Matthias G. Bernold, geboren 1975, lebt als Journalist in Wien.
Matthias G. Bernold, geboren 1975, lebt als Journalist in Wien.

Es ist eine Sommernacht im August. Der Heimweg führt durch den Wiener Prater, mitten durch den kühlen Atem mächtiger Bäume. Gerade war es noch so heiß, dass man sich nach dem nächtlichen Bad in der Alten Donau nicht abtrocknen brauchte, jetzt Gänsehaut und wohlige Schauer, weil mir der Fahrtwind ins Hemd haucht.

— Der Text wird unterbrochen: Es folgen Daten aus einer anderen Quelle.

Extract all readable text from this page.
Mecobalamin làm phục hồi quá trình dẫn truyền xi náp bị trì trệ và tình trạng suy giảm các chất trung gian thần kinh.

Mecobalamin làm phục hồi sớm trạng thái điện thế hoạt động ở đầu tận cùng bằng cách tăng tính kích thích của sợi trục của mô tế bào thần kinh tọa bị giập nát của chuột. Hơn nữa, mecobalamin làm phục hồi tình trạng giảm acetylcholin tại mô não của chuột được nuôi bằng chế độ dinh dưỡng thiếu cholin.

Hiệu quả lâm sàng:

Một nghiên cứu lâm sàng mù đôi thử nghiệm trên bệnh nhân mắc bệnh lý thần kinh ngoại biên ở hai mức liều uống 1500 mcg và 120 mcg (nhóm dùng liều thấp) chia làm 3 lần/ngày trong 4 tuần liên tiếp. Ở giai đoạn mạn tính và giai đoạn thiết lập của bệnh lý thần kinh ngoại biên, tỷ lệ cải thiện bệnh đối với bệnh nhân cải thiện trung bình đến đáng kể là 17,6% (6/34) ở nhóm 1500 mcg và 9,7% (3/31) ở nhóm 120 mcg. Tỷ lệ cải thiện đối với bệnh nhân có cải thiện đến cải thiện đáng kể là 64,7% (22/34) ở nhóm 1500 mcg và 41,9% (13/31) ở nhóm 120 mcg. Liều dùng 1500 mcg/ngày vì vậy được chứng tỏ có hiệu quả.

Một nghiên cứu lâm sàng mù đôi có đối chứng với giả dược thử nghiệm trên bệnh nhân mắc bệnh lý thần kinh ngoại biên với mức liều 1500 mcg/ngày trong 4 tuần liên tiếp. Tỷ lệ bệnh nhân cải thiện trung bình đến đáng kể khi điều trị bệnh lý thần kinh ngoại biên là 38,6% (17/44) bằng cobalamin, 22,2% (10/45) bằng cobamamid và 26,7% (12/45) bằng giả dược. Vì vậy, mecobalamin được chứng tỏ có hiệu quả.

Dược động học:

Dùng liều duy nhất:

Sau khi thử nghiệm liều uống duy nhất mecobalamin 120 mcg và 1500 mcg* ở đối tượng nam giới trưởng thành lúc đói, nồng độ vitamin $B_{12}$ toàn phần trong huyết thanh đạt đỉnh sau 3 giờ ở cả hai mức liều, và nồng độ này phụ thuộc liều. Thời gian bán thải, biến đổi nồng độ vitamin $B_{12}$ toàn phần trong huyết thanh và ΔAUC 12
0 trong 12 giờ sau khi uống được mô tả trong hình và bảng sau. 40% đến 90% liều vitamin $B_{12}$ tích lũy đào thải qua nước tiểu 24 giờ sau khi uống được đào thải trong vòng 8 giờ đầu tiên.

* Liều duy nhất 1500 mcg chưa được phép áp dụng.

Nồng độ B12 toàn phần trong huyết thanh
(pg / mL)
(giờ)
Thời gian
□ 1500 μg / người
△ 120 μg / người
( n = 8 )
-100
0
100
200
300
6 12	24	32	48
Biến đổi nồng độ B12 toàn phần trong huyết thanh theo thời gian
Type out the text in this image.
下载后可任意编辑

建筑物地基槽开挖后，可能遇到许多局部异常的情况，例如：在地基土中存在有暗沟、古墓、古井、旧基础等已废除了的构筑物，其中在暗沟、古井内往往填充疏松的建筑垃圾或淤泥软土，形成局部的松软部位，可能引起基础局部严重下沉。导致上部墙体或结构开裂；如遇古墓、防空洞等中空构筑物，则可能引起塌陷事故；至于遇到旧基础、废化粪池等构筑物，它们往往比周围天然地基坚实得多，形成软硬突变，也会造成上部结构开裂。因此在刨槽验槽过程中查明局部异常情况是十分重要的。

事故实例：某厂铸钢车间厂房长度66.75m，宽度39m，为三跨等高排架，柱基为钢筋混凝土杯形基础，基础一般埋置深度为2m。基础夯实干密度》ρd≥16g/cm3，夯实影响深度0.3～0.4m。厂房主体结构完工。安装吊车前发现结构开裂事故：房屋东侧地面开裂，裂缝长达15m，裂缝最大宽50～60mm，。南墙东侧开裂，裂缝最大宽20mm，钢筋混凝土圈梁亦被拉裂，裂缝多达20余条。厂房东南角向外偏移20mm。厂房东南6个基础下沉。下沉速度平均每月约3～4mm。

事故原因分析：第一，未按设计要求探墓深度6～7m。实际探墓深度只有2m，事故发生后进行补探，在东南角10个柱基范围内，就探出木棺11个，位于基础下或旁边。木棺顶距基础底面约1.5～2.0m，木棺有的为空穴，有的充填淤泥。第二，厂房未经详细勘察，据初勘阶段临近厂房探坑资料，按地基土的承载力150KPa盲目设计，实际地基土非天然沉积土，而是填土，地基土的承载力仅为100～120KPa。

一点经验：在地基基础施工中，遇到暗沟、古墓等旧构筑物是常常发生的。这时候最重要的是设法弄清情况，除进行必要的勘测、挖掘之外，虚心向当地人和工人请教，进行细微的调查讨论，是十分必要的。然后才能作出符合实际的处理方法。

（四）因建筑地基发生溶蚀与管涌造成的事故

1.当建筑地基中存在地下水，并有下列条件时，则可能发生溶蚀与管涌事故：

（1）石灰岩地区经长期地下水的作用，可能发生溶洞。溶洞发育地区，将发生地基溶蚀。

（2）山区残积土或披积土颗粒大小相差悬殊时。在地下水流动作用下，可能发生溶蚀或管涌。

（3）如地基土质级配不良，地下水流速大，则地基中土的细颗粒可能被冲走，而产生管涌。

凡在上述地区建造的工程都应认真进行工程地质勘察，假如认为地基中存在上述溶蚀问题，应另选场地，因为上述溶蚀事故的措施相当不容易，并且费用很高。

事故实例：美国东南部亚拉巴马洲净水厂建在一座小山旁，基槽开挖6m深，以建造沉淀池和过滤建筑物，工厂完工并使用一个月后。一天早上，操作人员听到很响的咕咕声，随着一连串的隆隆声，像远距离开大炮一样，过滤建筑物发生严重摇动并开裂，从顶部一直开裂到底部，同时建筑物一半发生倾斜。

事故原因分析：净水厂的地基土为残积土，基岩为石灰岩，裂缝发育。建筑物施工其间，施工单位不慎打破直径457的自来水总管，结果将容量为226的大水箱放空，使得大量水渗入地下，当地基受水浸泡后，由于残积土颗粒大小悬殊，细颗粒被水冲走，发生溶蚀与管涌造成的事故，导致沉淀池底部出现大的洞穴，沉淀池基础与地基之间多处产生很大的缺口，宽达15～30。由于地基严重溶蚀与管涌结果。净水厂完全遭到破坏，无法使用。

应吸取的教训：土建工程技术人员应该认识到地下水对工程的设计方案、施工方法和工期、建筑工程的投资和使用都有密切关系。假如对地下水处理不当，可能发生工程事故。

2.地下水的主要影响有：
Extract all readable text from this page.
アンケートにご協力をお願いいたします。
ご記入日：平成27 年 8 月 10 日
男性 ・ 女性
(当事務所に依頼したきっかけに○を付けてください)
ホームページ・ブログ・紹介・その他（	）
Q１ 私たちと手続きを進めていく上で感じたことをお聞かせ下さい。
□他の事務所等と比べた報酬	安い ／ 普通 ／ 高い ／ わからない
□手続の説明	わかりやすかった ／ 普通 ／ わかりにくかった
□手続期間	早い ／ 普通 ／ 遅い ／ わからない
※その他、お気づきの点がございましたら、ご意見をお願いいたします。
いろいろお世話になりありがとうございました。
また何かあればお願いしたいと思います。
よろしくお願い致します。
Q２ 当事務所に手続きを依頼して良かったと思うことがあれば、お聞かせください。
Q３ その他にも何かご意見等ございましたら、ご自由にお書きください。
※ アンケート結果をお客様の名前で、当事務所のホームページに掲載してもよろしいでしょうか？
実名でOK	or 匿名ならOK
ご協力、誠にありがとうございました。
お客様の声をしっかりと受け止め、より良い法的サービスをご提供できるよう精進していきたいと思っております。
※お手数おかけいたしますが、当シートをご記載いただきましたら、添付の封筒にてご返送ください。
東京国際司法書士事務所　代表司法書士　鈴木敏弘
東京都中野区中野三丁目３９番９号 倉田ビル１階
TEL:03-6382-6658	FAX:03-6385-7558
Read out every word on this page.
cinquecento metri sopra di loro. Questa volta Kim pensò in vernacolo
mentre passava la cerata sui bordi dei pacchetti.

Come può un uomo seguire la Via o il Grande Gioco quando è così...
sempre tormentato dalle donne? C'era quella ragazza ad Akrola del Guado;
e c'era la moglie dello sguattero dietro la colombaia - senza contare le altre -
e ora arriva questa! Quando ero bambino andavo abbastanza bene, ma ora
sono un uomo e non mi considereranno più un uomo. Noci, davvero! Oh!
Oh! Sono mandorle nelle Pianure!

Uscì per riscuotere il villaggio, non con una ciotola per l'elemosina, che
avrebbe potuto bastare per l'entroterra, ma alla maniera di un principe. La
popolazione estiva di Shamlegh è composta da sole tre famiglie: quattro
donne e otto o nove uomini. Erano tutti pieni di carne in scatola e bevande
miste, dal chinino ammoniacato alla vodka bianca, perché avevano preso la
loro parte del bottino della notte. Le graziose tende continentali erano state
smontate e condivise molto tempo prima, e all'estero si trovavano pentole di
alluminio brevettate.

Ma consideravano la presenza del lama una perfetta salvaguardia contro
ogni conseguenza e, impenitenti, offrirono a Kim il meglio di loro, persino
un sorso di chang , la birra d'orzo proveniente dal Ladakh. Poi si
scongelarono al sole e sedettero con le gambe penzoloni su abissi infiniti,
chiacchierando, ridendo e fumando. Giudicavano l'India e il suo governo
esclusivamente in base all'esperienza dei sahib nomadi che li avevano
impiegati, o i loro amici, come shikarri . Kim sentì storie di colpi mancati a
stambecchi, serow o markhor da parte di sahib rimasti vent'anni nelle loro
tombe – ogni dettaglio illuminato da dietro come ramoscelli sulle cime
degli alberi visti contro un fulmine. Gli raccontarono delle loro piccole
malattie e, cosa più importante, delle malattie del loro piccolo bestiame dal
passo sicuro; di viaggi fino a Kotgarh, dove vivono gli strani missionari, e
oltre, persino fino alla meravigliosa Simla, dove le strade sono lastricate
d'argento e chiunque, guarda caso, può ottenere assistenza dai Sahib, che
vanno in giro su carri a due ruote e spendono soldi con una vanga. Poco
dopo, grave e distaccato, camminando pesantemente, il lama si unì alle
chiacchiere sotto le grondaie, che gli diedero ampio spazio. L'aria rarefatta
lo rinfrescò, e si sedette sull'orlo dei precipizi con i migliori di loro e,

Der Zugang zu großflächigen Erholungsgebieten ist ein Verdienst von Wiens Politikerinnen und Politikern, die vor Jahrzehnten den Grundstein dafür gelegt haben, dass die Stadt heute höchste Lebensqualität bietet. Relativ leistbares Wohnen, Kinderbetreuung, Gesundheitsvorsorge, Zugang zu Bildung, effiziente öffentliche Verkehrsmittel und - eben - urbaner Erholungsraum: Errungenschaften von Stadtregierungen, die sich sozialer Gerechtigkeit verpflichtet sahen und dieses Ziel mit Weitsicht verfolgten.

Leider hat sich irgendwann ein Denkfehler eingeschlichen: Dass es nämlich lebenswert, gerecht und sozial sei, dass möglichst viele Menschen ein Auto besitzen und dazu einen Parkplatz vor der Tür. Es ist ein Irrtum, den Bezirkspolitiker gerne mit Worten wie diesen zum Ausdruck bringen: "Wir haben nicht so lange gekämpft, damit sich jeder ein Auto leisten kann, um jetzt den Leuten die Autos wieder wegzunehmen." Es ist dies vermutlich keiner bösen Absicht geschuldet und keine Wiener Besonderheit, aber ein Irrtum mit weitreichenden schädlichen Folgen.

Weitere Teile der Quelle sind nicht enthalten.